The SDF has interpreted the deal as “undeclared decentralisation”, under which the bulk of the security forces will be comprised of Kurds who owe allegiance to the SDF but wear central government uniforms, the source said.
However, he expected the government to tighten the noose on the group by cutting off its supply lines from Iraq, and “penetrating” the Kurdish community to build up allies to replace the SDF – possibly setting the scene for renewed conflict.
He said the government “has held off its horses for now” because in the last several weeks north-eastern Kurds took up weapons en mass to defend their communities, particularly against the tribal auxiliaries allied with the government.

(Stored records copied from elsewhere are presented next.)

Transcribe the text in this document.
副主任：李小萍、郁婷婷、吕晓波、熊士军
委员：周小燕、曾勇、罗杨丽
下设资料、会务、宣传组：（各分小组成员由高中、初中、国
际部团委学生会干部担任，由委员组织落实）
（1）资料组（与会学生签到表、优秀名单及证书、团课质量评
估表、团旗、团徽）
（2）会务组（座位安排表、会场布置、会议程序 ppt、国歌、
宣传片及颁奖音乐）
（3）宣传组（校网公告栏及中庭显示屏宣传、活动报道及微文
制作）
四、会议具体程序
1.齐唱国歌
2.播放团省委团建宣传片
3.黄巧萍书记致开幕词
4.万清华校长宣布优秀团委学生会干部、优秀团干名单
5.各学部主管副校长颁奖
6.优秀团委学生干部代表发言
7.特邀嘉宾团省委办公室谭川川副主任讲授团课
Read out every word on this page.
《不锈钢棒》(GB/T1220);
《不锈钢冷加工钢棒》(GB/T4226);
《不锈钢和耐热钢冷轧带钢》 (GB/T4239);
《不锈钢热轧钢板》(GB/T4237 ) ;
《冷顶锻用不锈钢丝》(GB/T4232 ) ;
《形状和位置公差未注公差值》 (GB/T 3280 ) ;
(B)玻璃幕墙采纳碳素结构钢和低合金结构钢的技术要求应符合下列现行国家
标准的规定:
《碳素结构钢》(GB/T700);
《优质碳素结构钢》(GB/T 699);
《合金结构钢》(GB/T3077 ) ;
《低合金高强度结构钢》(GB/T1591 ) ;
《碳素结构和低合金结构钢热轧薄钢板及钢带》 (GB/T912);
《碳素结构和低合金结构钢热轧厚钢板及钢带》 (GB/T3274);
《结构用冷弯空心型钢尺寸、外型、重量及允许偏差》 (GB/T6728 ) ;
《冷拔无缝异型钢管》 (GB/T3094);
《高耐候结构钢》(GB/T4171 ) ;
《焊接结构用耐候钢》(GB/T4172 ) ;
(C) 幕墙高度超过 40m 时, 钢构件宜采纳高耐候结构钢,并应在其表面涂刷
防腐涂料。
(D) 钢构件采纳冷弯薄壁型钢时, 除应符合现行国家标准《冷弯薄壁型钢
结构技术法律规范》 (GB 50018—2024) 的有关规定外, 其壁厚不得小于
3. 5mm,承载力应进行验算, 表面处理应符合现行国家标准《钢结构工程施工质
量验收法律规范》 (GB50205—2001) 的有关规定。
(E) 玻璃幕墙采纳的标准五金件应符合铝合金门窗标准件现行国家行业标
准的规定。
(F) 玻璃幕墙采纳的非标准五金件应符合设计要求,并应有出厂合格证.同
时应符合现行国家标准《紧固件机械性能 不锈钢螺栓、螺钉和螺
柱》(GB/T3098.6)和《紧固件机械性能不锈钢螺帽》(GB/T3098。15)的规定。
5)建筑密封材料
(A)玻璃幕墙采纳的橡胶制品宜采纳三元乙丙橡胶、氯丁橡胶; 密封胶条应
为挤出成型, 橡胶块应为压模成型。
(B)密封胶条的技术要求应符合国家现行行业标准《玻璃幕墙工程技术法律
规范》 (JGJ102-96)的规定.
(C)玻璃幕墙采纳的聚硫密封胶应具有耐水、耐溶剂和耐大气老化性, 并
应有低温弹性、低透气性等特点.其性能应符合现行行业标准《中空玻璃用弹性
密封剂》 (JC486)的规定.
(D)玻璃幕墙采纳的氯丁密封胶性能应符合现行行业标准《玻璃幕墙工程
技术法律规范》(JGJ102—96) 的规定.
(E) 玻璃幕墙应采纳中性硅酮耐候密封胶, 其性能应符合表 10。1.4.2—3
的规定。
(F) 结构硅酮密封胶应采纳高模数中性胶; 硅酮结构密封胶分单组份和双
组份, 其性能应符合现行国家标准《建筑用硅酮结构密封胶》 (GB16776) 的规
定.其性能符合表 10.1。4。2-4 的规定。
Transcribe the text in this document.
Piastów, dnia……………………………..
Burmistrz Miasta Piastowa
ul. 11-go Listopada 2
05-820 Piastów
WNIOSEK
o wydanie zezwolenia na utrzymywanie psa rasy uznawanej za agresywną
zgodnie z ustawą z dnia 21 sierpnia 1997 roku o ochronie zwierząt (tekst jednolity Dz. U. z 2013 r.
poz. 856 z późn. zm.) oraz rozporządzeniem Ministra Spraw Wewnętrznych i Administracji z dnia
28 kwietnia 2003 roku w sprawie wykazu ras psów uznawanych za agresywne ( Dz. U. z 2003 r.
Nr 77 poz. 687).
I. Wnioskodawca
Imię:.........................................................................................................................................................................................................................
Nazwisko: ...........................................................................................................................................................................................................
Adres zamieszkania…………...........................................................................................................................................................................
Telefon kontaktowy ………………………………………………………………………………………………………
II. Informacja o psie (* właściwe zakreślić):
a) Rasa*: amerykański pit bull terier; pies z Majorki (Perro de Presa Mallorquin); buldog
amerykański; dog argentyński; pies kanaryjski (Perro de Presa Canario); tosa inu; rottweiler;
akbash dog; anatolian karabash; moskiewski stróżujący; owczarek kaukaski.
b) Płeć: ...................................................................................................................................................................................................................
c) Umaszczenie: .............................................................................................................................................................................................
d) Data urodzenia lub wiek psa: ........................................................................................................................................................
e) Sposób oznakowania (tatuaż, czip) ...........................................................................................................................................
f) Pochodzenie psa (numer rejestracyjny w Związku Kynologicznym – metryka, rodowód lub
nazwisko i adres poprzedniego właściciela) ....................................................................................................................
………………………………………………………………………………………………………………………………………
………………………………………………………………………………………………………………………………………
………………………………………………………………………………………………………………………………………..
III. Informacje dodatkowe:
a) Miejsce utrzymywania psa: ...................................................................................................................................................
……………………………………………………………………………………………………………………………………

On Monday, about 15 armoured vehicles and police cars carrying about 100 Syrian internal security personnel were posted to the outskirts of Kobani in preparation to enter the city, The National witnessed, marking the first phase of the deal. Videos circulating online showed similar convoys heading towards the cities of Hasakah and Qamishli in Hasakah governorate, north-east Syria.
A security source in Jordan involved in Syrian affairs said the SDF did not expect the American abandonment “so fast” and that the central government mainly has to avoid initiating bloodshed to wean Kurds off the SDF.
“If things go smoothly Al Shara will integrate the SDF as three Kurdish units in the military. He also has to show that he will not be selective in giving out rights for Kurds. Any Kurdish Syrian who wants a passport must be welcome,” the source said. A January 17 decree by Mr Al Shara recognised citizenship rights for Syria's Kurds, an issue that has been unresolved since the 1960s.